The economic sustainability of travel and tourism is generally strong. The social and cultural aspects of sustainability are, like the environmental side, marked with greatly mixed reviews. Socially, we see citizens protest or show annoyance in over-crowded urban tourism destinations.

A positive on the social side is that travel and tourism is a tremendous generator of jobs based on all the service requirements that cannot be automated or done by a robot. Tourism is the one sector where human contact is essential, which travel companies should keep in mind when contemplating ways to replace human workers.

Culturally, tourism usually appreciates and even celebrates diversity. Some may scoff at locals temporarily donning traditional attire to display cultural dance and music, but when else might those displays be made if not for visitors? In our increasingly urbanised world, with its globalised sameness of brands and activities, tourism’s cross-cultural exchanges help us maintain some degree of diversity.

Where are we headed? Here’s where I hope and think we’re headed. First, hotels, transport providers both public and private, and all product and service providers will increasingly feel compelled to operate more environmentally sustainably. There is so much pressure to do so – cost reduction, reputation, regulation compliance, avoidance of risking greater regulation and risk management.
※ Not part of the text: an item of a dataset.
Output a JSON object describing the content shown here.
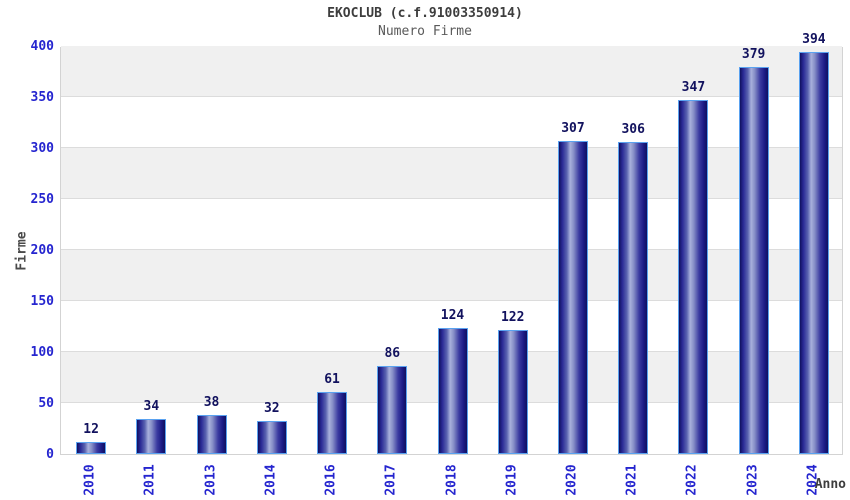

Secondly, we simply must embrace the authentic, the unique, the participatory, the adventure-oriented, the exploration, in delivering and promoting travel products and destinations. That can and should leverage ever-improving technologies to enhance the visitor experience, but it all adds up to an imperative to preserve, celebrate and sustain unique experiences and cultures. If travel and tourism doesn’t do that, why should travellers leave home?